Die Orixás sind urzeitliche Naturkräfte und fundamentale Archetypen der menschlichen Existenz, in der Yoruba-Philosophie als vermittelnde Gottheiten zwischen Olodumare (dem Höchsten Wesen) und den Menschen personifiziert. Sie sind keine Götter im westlichen Sinn — sie sind kosmische Prinzipien mit Persönlichkeit, Geschichten (Itan), Farben, Opfergaben und eigenen Wochentagen. Jede Person wird mit einem regierenden Orixá geboren (im Bori-Ritus bestimmt), aber alle 16 Haupt-Orixás wohnen in jedem von uns in unterschiedlichem Maße. Die Orixás zu kennen bedeutet, die Kräfte zu kennen, die die Welt und die eigene Seele formen. Erkunde jeden Orixá auf dieser Seite — von Exu (dem Boten der Kreuzungen) bis Obatalá (dem Vater der Schöpfung) — und entdecke, welcher am tiefsten mit dir resoniert.

Über die Orixás

Wie viele Orixás gibt es?+
Traditionell sagt man, es gibt 401 Orixás — eine symbolische Zahl, die Unendlichkeit darstellt. Im Volkskult werden normalerweise 16 Haupt-Orixás anerkannt, die am häufigsten in Candomblé-, Umbanda- und Santería-Ritualen angerufen werden.

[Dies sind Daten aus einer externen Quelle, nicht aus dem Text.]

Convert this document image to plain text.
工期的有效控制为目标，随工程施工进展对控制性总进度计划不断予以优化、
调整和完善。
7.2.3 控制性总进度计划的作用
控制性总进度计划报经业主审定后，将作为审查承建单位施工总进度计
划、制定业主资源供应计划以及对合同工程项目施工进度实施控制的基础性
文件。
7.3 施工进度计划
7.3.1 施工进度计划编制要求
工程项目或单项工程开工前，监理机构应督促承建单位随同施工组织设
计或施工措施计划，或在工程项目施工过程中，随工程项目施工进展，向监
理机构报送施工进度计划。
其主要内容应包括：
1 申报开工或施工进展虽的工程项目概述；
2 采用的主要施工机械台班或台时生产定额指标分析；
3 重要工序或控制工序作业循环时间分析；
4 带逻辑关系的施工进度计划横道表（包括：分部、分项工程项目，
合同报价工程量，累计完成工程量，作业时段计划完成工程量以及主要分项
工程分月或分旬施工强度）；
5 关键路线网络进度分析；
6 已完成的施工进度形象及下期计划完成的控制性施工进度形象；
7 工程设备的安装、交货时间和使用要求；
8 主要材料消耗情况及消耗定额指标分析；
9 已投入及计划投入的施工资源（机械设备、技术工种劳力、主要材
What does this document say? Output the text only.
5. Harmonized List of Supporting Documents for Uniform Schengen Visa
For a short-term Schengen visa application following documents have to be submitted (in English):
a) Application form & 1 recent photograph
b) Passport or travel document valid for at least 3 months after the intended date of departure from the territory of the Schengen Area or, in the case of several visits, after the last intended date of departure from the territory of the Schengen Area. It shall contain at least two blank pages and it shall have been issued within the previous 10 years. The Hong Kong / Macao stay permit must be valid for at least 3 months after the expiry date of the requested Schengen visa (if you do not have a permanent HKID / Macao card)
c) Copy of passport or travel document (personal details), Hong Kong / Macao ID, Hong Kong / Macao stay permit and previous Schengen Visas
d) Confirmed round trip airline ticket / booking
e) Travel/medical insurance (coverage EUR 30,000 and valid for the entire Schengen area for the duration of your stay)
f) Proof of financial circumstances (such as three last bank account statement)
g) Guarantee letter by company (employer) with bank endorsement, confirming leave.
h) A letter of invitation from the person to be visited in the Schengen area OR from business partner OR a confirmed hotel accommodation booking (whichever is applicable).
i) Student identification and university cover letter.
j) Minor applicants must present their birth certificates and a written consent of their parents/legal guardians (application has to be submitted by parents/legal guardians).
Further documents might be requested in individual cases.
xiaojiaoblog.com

Haben wir alle einen regierenden Orixá?+
Ja, laut Tradition. Jede Person kommt unter dem primären Schutz eines oder zweier Orixás in die Welt — offenbart durch das Muschelorakel (Merindilogun) oder Ifá. Der "Vater des Kopfes" und die "Mutter des Kopfes" beeinflussen Charakter, Temperament und Schicksal am stärksten.
Kann ich Orixás ohne Initiation verehren?+
Ja, es gibt nicht-initiatorische Praktiken — Begrüßungen, kleine symbolische Opfergaben, Respekt vor heiligen Tagen und philosophisches Studium. Tiefere Rituale (Opfer, Initiationen) erfordern die Führung eines Babalawo, einer Iyalorixá oder eines Babalorixá.
Sind die Orixás in Brasilien, Kuba und Afrika unterschiedlich?+
Im Wesentlichen dieselben Orixás, aber mit kulturellen Variationen. Beispiel: Oxum in Nigeria und Brasilien ist die Orixá der Flüsse und der Liebe; in Kuba heißt sie Ochún und wird mit der Virgen de la Caridad gleichgesetzt. Die Essenz ist gemeinsam; Rituale und Farben können variieren.